To create joint distribution of $X$ and $Y$ we proceed as follows. On a percentile by percentile basis, we map variables $X$ and $Y$ onto two new variables $V_1$ and $V_2$ which have known marginal distributions and dependence structure or copula (and hence, have a known joint distribution). We map any value $X = x$ to $U = u$ and $Y = y$ to $V = v$ such that the cumulative probability is matched: $$ F_X(x)= F_U (u) \\ F_Y(y) = F_V(v)$$ Corresponding to each $(x, y)$, we can find a mapped $(u, v)$ that are the same percentiles: $$u=F^{-1}_{U}(F_X(x))\\ v = F^{-1}_{V}(F_Y(y))$$ If we are using the Gaussian copula then $U$ and $V$ are bivariate normally distributed, with dependence structure given by correlation $\rho$ (called copula correlation). The cumulative joint probability $\Pr (X \leq x, Y \leq y)$ can be determined from the known cumulative joint probability of $U$ and $V$ i.e. $\Pr(U \leq u; V \leq v; \rho)$

If the true relationship between variables is not linear, it can be accommodated by other copulas:

Student’s t-copula

Variables $U$ and $V$ are assumed to have a bivariate Student’s t-distribution. To sample $t_1, t_2$ from a bivariate Student’s t-distribution with $f$ dof and correlation $\rho$:

sample a chi-squared distributed variable $U_{\chi}$, with $f$ dof (use $F^{-1}_{\chi^2} (r and(),f)$.
sample bivariate normal $z_1$ and $z_2$, with correlation $\rho$.
finally, $t_1 = z_1 \cdot \sqrt{f/U_{\chi}}$ and $t_2 = z_2 \cdot \sqrt{f/U_{\chi}}$

Multivariate Copula

This copula is used to define a correlation structure between more than two variables $(X_1, X_2,…X_N)$. For each variable $i$ we transform it on a percentile-to-percentile basis from $X_i$ into $U_i$ where $U_i$ has a standard normal distribution. $U_i$ have a multivariate normal distribution, with a given correlation matrix, we can compute the joint density of $X_1, X_2,…,X_N$.

One Factor Copula

A factor model can help simplify the correlation structure between $X_1, X_2,…,X_N$. We had assumed $Z_i, F\sim N(0,1)$ , but other choices are also possible. If $Z_i$ is normal and $F$ has Student’s t-distribution, we obtain a multivariate Student’s t-distribution for $X_1, X_2,…X_N$. So, choice of distribution assumptions of $Z_i$ and $F$ affect dependence between $X_i$, and therefore between any other set of variables $U_i$, that are mapped to these $X_i$.

LOS 7. Explain tail dependence.

Tail dependence refers to the conditional probability of an extreme move in one variable given an extreme move in another variable.

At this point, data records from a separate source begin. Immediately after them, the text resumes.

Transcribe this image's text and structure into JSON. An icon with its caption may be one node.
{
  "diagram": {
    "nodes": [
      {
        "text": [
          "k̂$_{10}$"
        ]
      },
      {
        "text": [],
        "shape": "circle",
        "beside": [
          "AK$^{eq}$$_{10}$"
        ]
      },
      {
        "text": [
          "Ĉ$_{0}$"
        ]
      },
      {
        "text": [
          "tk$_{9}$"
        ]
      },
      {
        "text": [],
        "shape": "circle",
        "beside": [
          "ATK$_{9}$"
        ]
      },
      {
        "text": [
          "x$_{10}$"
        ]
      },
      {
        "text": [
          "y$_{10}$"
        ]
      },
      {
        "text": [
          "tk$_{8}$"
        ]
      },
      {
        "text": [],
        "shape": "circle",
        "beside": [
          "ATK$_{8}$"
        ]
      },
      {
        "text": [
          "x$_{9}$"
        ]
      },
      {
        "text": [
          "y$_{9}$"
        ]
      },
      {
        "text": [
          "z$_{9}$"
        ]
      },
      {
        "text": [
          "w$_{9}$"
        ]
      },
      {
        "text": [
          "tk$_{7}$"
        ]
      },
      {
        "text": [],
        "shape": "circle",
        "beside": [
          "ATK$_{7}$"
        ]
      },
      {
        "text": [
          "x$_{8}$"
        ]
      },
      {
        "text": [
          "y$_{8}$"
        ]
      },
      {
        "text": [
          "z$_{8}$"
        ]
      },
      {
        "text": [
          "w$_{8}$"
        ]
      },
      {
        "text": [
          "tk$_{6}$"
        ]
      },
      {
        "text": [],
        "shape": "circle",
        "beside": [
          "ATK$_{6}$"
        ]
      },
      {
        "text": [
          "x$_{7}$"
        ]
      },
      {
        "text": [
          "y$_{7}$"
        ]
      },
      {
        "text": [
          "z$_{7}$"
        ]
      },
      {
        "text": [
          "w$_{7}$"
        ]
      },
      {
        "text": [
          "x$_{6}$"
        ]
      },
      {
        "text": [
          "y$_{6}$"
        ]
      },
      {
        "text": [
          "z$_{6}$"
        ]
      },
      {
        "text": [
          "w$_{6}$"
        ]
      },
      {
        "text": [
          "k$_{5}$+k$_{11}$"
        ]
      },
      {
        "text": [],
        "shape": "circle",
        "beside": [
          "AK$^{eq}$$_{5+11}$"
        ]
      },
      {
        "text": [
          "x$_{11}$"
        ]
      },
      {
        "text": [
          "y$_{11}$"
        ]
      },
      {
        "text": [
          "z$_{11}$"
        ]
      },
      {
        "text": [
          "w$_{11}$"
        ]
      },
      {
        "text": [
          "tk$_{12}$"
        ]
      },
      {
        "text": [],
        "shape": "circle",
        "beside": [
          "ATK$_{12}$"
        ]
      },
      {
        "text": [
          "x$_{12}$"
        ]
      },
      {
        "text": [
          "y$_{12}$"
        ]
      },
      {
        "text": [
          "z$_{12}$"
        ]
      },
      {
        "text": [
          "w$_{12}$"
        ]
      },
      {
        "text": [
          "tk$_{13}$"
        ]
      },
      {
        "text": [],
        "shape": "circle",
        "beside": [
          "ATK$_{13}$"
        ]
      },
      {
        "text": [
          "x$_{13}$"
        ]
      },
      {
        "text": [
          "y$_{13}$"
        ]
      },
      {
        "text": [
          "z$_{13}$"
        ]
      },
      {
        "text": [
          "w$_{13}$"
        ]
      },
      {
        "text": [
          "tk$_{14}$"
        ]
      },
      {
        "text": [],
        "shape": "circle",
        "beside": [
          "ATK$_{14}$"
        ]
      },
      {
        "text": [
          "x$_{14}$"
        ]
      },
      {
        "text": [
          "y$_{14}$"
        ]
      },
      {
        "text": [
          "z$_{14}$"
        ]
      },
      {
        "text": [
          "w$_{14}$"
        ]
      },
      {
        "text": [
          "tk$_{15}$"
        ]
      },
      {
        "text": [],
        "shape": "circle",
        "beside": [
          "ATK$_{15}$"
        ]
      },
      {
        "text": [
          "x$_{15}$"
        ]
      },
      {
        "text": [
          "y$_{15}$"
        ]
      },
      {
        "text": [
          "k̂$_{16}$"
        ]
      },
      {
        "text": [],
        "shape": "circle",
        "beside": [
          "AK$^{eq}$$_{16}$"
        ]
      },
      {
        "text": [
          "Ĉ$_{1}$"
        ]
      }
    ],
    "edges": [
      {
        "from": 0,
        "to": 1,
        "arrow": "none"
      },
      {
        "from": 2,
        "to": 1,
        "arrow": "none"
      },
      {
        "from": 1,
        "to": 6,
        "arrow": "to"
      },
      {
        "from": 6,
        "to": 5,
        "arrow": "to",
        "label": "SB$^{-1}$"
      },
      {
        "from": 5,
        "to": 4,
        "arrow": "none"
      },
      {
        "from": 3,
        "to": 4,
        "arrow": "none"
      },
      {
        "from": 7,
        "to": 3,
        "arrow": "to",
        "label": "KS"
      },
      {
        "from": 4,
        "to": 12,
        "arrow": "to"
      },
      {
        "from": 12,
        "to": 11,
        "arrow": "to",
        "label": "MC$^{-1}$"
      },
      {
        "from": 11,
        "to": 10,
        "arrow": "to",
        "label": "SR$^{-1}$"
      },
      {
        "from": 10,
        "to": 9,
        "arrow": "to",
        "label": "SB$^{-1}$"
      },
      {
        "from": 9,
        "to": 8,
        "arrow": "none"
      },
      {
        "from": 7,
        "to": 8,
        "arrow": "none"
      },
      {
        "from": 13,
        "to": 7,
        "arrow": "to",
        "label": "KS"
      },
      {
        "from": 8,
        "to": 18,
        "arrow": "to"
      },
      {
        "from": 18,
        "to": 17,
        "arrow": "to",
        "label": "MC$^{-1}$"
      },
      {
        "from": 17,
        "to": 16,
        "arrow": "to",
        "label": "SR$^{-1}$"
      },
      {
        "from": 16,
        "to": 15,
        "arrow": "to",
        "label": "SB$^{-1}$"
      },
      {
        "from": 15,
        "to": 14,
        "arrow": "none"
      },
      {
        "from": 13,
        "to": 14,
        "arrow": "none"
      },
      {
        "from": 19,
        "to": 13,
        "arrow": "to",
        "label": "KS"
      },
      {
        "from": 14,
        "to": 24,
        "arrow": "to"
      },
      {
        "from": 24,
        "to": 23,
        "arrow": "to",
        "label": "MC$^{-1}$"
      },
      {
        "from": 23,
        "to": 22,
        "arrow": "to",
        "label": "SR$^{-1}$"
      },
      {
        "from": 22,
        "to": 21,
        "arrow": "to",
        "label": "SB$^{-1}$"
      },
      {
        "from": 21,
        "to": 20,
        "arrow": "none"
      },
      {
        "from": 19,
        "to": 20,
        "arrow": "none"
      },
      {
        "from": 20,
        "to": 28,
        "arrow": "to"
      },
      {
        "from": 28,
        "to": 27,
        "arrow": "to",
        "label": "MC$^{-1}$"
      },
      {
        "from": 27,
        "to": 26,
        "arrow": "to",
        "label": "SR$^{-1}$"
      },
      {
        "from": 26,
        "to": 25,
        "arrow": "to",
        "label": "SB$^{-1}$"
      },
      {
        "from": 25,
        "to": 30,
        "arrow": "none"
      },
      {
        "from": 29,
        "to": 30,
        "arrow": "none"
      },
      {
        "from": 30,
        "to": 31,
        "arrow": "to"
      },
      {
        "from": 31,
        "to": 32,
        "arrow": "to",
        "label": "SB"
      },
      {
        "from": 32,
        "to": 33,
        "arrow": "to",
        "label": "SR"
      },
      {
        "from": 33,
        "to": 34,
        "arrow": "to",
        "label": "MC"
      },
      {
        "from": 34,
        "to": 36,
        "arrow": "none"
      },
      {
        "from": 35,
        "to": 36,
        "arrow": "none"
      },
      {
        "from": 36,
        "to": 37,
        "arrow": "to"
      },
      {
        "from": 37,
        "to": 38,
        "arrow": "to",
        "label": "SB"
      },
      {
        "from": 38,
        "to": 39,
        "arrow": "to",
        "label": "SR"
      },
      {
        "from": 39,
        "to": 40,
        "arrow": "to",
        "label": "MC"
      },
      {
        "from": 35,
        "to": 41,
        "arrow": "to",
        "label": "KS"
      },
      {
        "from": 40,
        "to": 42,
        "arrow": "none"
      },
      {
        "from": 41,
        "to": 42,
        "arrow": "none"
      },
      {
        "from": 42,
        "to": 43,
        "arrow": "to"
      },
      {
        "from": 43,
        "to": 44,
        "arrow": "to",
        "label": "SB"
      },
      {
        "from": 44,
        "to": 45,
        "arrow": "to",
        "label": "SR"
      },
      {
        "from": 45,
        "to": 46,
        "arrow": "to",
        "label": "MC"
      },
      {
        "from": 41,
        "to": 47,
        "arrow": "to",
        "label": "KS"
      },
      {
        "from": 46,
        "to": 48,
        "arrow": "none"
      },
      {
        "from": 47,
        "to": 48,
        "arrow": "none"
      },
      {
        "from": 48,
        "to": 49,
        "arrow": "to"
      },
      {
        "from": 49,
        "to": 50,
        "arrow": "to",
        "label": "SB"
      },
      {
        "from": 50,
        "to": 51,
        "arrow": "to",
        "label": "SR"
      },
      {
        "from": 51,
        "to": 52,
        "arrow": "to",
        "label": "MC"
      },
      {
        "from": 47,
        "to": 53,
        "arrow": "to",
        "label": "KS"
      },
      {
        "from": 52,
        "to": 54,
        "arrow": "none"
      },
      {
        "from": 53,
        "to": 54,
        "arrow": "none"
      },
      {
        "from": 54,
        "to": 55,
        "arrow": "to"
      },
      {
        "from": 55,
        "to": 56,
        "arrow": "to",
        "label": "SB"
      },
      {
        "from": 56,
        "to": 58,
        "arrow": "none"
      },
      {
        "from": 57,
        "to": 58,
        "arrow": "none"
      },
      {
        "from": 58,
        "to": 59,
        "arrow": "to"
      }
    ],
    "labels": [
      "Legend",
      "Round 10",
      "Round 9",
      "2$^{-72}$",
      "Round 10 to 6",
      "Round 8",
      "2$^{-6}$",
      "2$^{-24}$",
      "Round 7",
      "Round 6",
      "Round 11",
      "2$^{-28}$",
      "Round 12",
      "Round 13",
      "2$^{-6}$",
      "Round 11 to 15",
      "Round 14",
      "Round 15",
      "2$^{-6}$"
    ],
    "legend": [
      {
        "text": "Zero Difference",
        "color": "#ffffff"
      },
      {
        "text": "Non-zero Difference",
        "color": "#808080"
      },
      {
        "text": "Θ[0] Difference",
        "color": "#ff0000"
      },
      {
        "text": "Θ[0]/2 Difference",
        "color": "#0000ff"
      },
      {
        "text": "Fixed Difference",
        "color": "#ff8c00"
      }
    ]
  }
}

There is a greater tail dependence in bivariate Student’s t-distribution than a bivariate normal distribution. This means that it is more common to observe two variables sampled from bivariate Student’s t-distribution to be in the tails of the distribution

Since correlations tend to increase during times of market stress, Student’s t-copula will be a better choice to model joint behavior of two market variables as compared to Gaussian copula.